Frequency Shift for SDR Radio - Ham it up v1.2 upconverter
Some time ago I wrote about universal radio receivers for $ 20 from TV tuners on rtl2832. Their biggest drawback was that they could not accept anything below 50 MHz (e4000 - does not work below 50 MHz, R820T - below 24 MHz), and in this range - 3/4 of all interesting things that can be heard on the radio due to the fact that short waves are reflected from the ionosphere - and the communication range is no longer limited to direct visibility.
You can eliminate this disadvantage by adding a frequency converter to it. It’s quite difficult and expensive to make a high-quality (with all filters) converter with your own hands, so you had to buy ready-made: Ham-it-up v1.2 with 125 MHz quartz ($ 42.95, from the USA it took a little longer than a month). Brief test results and a few tricks for successful reception on short waves - under the cut.
Converter itself
The principle of operation - we cut off everything above 50 MHz from the antenna signal, mix it with 125 MHz frequency obtained on a quartz oscillator, again filter out the excess from the signal - and get our signal shifted up by 125 MHz. Those. the fact that the antenna came at 10 MHz - in the receiver we will receive at a frequency of 135 MHz. ')
The choice of quartz at 125 MHz is very important, many converters use quartz at 100 MHz, and the received signal is received just around powerful FM stations, which can be a serious problem and you have to fence very neatly shielding absolutely everything.

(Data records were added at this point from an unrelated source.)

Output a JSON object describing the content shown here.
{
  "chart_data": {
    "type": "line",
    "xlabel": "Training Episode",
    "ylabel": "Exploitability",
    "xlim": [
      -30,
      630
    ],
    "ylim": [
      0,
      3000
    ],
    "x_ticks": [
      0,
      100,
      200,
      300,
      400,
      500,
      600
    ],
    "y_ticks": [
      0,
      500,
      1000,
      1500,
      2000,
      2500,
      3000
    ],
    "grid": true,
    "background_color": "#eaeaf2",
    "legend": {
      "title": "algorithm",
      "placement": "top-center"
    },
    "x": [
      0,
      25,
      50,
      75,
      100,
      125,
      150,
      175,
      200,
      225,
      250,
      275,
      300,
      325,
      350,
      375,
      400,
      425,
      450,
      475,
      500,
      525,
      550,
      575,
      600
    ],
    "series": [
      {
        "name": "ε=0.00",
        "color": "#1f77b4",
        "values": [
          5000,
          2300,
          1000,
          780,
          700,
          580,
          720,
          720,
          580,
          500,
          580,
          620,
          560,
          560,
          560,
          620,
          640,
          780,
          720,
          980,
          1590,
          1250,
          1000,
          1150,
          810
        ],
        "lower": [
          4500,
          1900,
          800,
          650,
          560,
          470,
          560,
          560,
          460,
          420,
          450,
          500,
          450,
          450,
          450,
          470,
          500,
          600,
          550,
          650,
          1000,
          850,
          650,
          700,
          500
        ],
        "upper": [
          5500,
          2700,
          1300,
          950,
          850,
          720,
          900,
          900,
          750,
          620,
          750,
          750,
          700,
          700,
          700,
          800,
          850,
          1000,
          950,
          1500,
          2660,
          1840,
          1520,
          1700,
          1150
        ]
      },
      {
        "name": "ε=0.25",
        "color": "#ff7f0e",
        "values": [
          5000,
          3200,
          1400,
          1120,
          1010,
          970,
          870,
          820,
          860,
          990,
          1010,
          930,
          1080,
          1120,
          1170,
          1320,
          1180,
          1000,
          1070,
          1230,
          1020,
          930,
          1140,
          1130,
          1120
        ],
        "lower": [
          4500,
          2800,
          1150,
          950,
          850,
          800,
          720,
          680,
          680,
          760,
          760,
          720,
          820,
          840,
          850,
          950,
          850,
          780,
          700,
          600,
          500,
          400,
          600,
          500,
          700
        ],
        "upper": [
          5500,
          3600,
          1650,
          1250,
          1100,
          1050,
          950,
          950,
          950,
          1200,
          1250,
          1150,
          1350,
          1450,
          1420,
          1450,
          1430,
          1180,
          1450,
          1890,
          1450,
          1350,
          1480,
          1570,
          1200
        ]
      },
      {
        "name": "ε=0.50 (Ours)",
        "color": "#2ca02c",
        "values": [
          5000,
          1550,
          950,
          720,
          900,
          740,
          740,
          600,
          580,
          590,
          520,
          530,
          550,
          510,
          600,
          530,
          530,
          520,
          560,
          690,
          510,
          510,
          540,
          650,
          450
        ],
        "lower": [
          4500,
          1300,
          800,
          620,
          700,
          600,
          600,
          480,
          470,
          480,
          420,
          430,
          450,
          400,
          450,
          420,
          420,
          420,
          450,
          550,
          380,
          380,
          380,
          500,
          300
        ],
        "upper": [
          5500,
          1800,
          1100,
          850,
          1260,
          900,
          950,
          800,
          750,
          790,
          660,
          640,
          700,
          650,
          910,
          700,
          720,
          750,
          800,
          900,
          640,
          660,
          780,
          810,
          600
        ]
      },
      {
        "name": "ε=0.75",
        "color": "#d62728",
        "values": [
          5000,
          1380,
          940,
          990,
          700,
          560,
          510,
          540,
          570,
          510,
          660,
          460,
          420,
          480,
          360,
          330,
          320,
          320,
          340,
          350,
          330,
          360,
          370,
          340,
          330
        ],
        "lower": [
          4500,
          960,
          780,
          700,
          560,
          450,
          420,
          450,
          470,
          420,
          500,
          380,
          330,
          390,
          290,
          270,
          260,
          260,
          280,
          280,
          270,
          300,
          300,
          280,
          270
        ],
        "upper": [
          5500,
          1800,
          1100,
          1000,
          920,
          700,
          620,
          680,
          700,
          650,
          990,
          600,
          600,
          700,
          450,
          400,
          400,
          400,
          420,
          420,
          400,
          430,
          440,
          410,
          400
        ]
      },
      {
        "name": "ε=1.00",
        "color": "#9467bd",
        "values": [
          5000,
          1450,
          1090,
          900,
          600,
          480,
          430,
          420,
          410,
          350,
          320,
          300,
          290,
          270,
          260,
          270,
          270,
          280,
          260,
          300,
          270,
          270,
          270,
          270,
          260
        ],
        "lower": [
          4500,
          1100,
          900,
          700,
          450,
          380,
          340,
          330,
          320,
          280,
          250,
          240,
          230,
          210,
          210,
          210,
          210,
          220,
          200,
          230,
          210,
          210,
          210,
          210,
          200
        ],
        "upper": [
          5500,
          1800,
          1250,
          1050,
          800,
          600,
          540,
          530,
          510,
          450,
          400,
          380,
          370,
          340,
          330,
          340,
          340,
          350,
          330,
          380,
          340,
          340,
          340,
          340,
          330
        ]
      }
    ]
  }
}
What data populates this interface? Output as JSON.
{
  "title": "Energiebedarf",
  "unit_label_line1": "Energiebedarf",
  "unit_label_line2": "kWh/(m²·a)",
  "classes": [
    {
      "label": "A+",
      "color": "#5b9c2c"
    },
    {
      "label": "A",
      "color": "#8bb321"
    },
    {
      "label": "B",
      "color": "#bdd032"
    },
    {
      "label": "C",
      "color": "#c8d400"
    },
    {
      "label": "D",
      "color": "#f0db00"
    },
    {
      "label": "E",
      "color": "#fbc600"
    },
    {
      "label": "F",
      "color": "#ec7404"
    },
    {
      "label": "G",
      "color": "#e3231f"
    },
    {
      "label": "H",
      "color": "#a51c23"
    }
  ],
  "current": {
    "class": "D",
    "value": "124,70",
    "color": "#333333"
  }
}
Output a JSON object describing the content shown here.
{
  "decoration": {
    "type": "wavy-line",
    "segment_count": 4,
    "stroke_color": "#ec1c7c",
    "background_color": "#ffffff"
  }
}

This converter does not have a built-in amplifier, and the loss in converting is about 10dB (i.e., the signal becomes 10 times weaker). However, as it turned out, this is not a problem - there is so much noise on the air that the amplifier inside the RTL2832 never had to be turned to its maximum.
Trivial Tricks
I was tormented for a long time because of the poor quality of reception. As it turned out, many poorly-made electronic devices are shitting on the air and the electrical network just in the range of interest (0-50 MHz). In my case, the wildest interference (about 30-100 times more background) was from a tabletop LED lamp and an old LCD monitor (backlighting on cold cathode lamps). Also, do not keep the computer with the case open - it will also shine with interference.
The computer should be grounded, some responded well to the use of laptops on battery power (to eliminate interference from the network)
An antenna for low frequencies is needed much larger in size than for ~ 433 MHz. I did it simply - I pulled 15m of copper wire from the balcony (a rough formula for estimating the required optimal length for a quarter-wave monopole antenna is 71250 mm / frequency in MHz (for 22AWG cable)).
And finally - at night you can hear much more than during the day - due to a change in the state of the ionosphere.
Listen
Mostly you can hear HF radio stations - at night we managed to listen to radio stations from France, Italy, Germany, Bulgaria, Great Britain and China (from about 7 to 13 MHz). Amateur transmitters - managed to catch only in Morse code. After a long search for optimal settings, I was able to hear the “Doomsday” radio station - UVB-76 : I was not lucky that the balcony faces south, and the station is north-west of Moscow.
At 27 MHz you can hear less than I expected - only walkie-talkies that are relatively close to me (that is, in dialogs I often hear only one person). Apparently you need a more thorough approach to the design and coordination of the antenna.